Transformation is key to all of Jodorowsky’s creative endeavours and this comes to play big time in The Dance of Reality through the character of the father, Jaime (played by Alejandro’s oldest son Brontis), a stern disciplinarian who idolises Stalin, but who is just as much the tryant as his nemesis, Chile’s right-wing dictator, Carlos Ibáñez del Campo (Bastian Bodenhofer), whom he sets out to kill.
Jaime’s journey is all about the destruction of the ego, and this is manifested in the paralysis of his hands when his assassination plan fails and Jaime is propelled on a path of enlightenment and, after many surreal setbacks, finally back into the waiting arms of his family: young son Alejandrito (Jeremías Herskovits) and wife Sara (played by Chilean opera soprano Pamela Flores, who sings all of her lines).

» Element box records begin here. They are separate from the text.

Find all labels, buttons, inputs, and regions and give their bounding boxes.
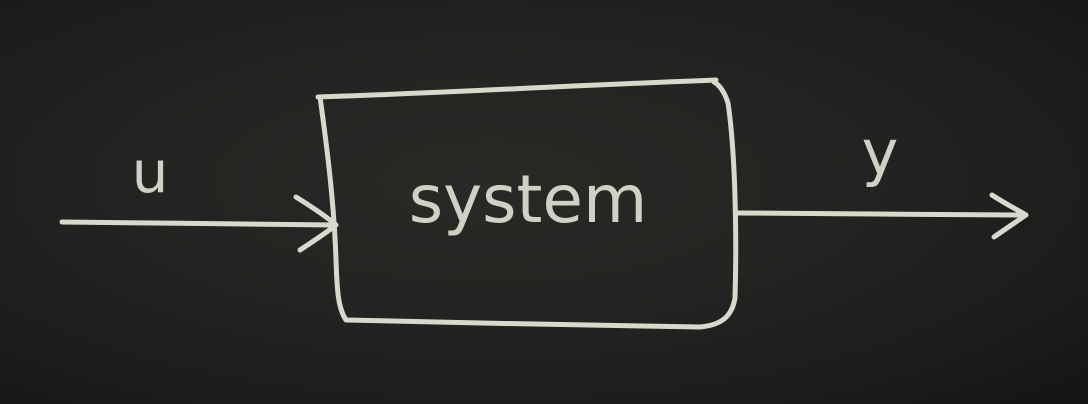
output-arrow [735,210,1027,218]
block-diagram: system u y [59,77,1029,330]
input-arrow [59,219,337,228]
system-label: system [409,161,648,238]
input-label: u [132,138,169,206]
output-label: y [862,116,899,189]
chalkboard: system u y [0,0,1088,404]
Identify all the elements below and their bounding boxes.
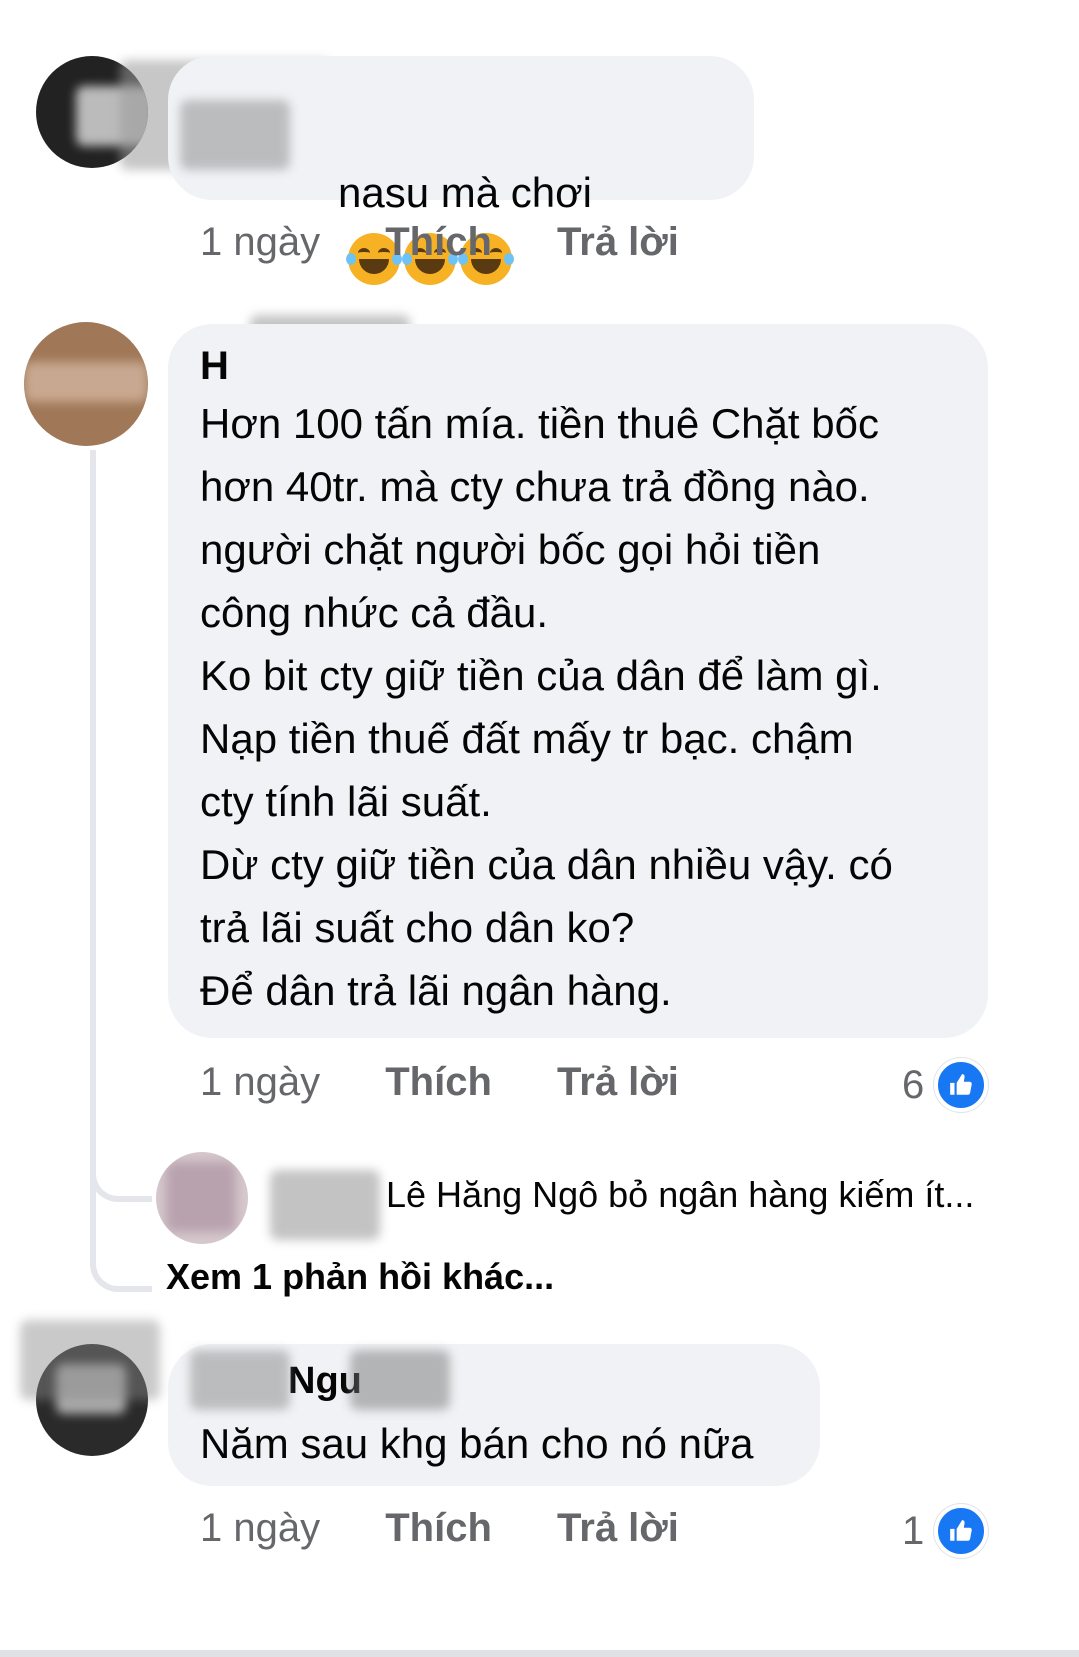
comment-actions: 1 ngày Thích Trả lời [200, 218, 679, 266]
thumbs-up-icon [934, 1504, 989, 1558]
comment-actions: 1 ngày Thích Trả lời [200, 1058, 679, 1106]
comment-time[interactable]: 1 ngày [200, 220, 320, 264]
avatar[interactable] [24, 322, 148, 446]
view-more-replies-link[interactable]: Xem 1 phản hồi khác... [166, 1256, 554, 1298]
like-button[interactable]: Thích [385, 1506, 492, 1550]
like-button[interactable]: Thích [385, 1060, 492, 1104]
bottom-divider [0, 1650, 1079, 1657]
avatar[interactable] [156, 1152, 248, 1244]
comment-text: Hơn 100 tấn mía. tiền thuê Chặt bốc hơn … [200, 400, 893, 1014]
comment-actions: 1 ngày Thích Trả lời [200, 1504, 679, 1552]
thread-line [90, 450, 96, 1190]
comment-time[interactable]: 1 ngày [200, 1506, 320, 1550]
reply-preview[interactable]: Lê Hăng Ngô bỏ ngân hàng kiếm ít... [386, 1174, 974, 1216]
reaction-count: 6 [902, 1062, 925, 1107]
reaction-summary[interactable]: 1 [902, 1504, 989, 1558]
thread-elbow [90, 1190, 152, 1292]
reply-button[interactable]: Trả lời [557, 1060, 679, 1104]
comment-text: nasu mà chơi [338, 169, 593, 216]
comment-author[interactable]: H [200, 344, 229, 389]
reaction-count: 1 [902, 1508, 925, 1553]
comment-time[interactable]: 1 ngày [200, 1060, 320, 1104]
comment-bubble: H Hơn 100 tấn mía. tiền thuê Chặt bốc hơ… [168, 324, 988, 1038]
thumbs-up-icon [934, 1058, 989, 1112]
reply-button[interactable]: Trả lời [557, 220, 679, 264]
reply-button[interactable]: Trả lời [557, 1506, 679, 1550]
like-button[interactable]: Thích [385, 220, 492, 264]
comment-text: Năm sau khg bán cho nó nữa [200, 1420, 754, 1467]
reaction-summary[interactable]: 6 [902, 1058, 989, 1112]
redacted-author [20, 1320, 160, 1400]
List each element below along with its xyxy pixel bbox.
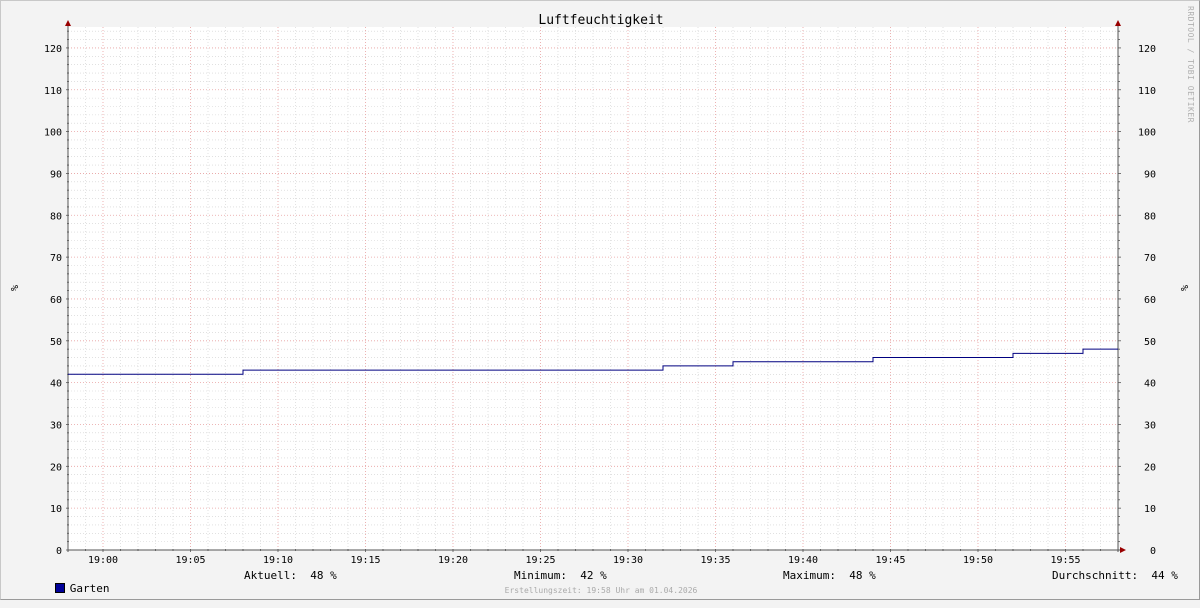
y-tick-label: 110 xyxy=(44,86,62,97)
x-tick-label: 19:50 xyxy=(963,555,993,566)
y-tick-label: 60 xyxy=(50,295,62,306)
legend-minimum: Minimum: 42 % xyxy=(514,569,607,582)
y-tick-label-right: 40 xyxy=(1144,379,1156,390)
x-tick-label: 19:30 xyxy=(613,555,643,566)
y-axis-label-right: % xyxy=(1178,285,1189,291)
y-tick-label-right: 0 xyxy=(1150,546,1156,557)
x-tick-label: 19:35 xyxy=(700,555,730,566)
y-tick-label-right: 30 xyxy=(1144,420,1156,431)
y-axis-arrow-left xyxy=(65,20,71,26)
x-tick-label: 19:25 xyxy=(525,555,555,566)
y-tick-label: 30 xyxy=(50,420,62,431)
y-tick-label: 100 xyxy=(44,128,62,139)
y-tick-label: 50 xyxy=(50,337,62,348)
y-tick-label-right: 60 xyxy=(1144,295,1156,306)
x-tick-label: 19:20 xyxy=(438,555,468,566)
y-axis-arrow-right xyxy=(1115,20,1121,26)
chart-title: Luftfeuchtigkeit xyxy=(538,13,663,28)
legend-swatch xyxy=(54,583,65,593)
y-tick-labels-left: 0 10 20 30 40 50 60 70 80 90 100 110 120 xyxy=(44,44,62,557)
rrdtool-watermark: RRDTOOL / TOBI OETIKER xyxy=(1186,6,1195,123)
minor-grid xyxy=(67,27,1119,550)
x-tick-label: 19:05 xyxy=(175,555,205,566)
y-tick-label: 80 xyxy=(50,211,62,222)
y-tick-label-right: 120 xyxy=(1138,44,1156,55)
x-tick-label: 19:45 xyxy=(875,555,905,566)
legend-durchschnitt: Durchschnitt: 44 % xyxy=(1052,569,1178,582)
legend-series: Garten xyxy=(15,569,110,608)
y-tick-label: 0 xyxy=(56,546,62,557)
chart-window: 0 10 20 30 40 50 60 70 80 90 100 110 120 0 10 20 30 40 50… xyxy=(0,0,1200,600)
y-tick-label-right: 10 xyxy=(1144,504,1156,515)
legend: Garten Aktuell: 48 % Minimum: 42 % Maxim… xyxy=(1,569,1200,595)
y-tick-labels-right: 0 10 20 30 40 50 60 70 80 90 100 110 120 xyxy=(1138,44,1156,557)
y-axis-label-left: % xyxy=(8,285,19,291)
legend-aktuell: Aktuell: 48 % xyxy=(244,569,337,582)
y-tick-label: 40 xyxy=(50,379,62,390)
x-tick-label: 19:00 xyxy=(88,555,118,566)
y-tick-label: 90 xyxy=(50,169,62,180)
x-tick-label: 19:55 xyxy=(1050,555,1080,566)
y-tick-label-right: 50 xyxy=(1144,337,1156,348)
y-tick-label-right: 70 xyxy=(1144,253,1156,264)
y-tick-label-right: 80 xyxy=(1144,211,1156,222)
legend-maximum: Maximum: 48 % xyxy=(783,569,876,582)
x-tick-label: 19:15 xyxy=(350,555,380,566)
y-tick-label: 10 xyxy=(50,504,62,515)
x-tick-label: 19:40 xyxy=(788,555,818,566)
y-tick-label-right: 110 xyxy=(1138,86,1156,97)
y-tick-label: 120 xyxy=(44,44,62,55)
creation-time-footer: Erstellungszeit: 19:58 Uhr am 01.04.2026 xyxy=(505,586,698,595)
y-tick-label: 20 xyxy=(50,462,62,473)
legend-series-label: Garten xyxy=(69,582,110,595)
x-axis-arrow xyxy=(1120,547,1126,553)
chart: 0 10 20 30 40 50 60 70 80 90 100 110 120 0 10 20 30 40 50… xyxy=(8,6,1195,595)
x-tick-labels: 19:00 19:05 19:10 19:15 19:20 19:25 19:30 19:35… xyxy=(88,555,1081,566)
y-tick-label-right: 20 xyxy=(1144,462,1156,473)
y-tick-label-right: 100 xyxy=(1138,128,1156,139)
y-tick-label: 70 xyxy=(50,253,62,264)
y-tick-label-right: 90 xyxy=(1144,169,1156,180)
x-tick-label: 19:10 xyxy=(263,555,293,566)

Now, Jodorowsky could have portrayed his dad as a truly repulsive character, but instead gives him humanity – he’s both comical and sympathetic, and Brontis plays the granddad he never knew superbly. Jamie’s adventures – which sees him being rejected by his anti-Semitic peers, cast out of a shanty-town after the death of the hunchback dwarf who rescues him from the streets, and being tortured by the secret police – all lead to his rebirth (just like Jodorowsky’s gunfighter El Topo, the thief in The Holy Mountain and Fenix in Santa Sangre). It also serves to help Jodorowsky heal his own wounds in the process.
Jodorowsky’s films are always loaded with symbols, requiring multiple viewing to catch them all, and his latest opus is no exception – with death (both the mortality and metaphysical kind) being key. One scene that sent a shiver down my spine and still haunts me even now is when Jodorowsky steps into the action to stop his younger self from committing suicide. It certainly struck an unconscious nerve within me (or was it a memory), and thus proof positive of the transformative power of Jodorowsky’s cinema. A sequel, Poesia Sin Fin (Endless Poetry), which follows the artist’s quest for inner truth, is currently in production. I can’t wait.
The Dance of Reality (aka La danza de la realidad) premieres on Film4 at 1am on Tuesday 19 January 2017, and is also available on Blu-ray from Artificial Eye in the UK
The acclaimed 2013 documentary by Frank Pavich traces the history of director Alejandro Jodorowsky’s failed attempt in the 1970s to adapt Frank Herbert’s classic sci-fi novel. Starring Orson Welles, Mick Jagger, Gloria Swanson, Salvador Dali and his own 12-year-old son Brontis, and featuring music by Pink Floyd and the incredible art by HR Giger and Jean ‘Mœbius’ Giraud, Jodorowsky’s 14-hr take on Herbert’s saga was set to change cinema forever.
Over two years, the Chilean film-maker – best known for his surreal western El Topo and his mystical epic The Holy Mountain – and his team of ‘spiritual warriors’ worked furiously on the massive task of imagining Herbert’s universe: making storyboards, paintings, and even costumes. So what happened?
In creating what must be the best not-making-of documentaries ever made, Pavich hunts down the cast and crew of the aborted project from all corners of the globe to tell his tale, but the film’s real magic lies with the incredibly detailed book that Jodorowsky and his team assembled to woo the studios, and it’s the use of these pictures and storyboards that makes this the closest we’ll ever come to seeing Dune as the director intended.
Jodorowsky’s Dune, which premiered at the 2013 London Film Festival and was screened last year at the British Library as part of a special exhibition, with the director in attendance, has now gone straight to digital on pay-per-view VOD platforms, including. iTunes, Amazon Instant Video, blinkbox, Wuaki.tv and Google Play.
There’s no news of a UK DVD release as yet.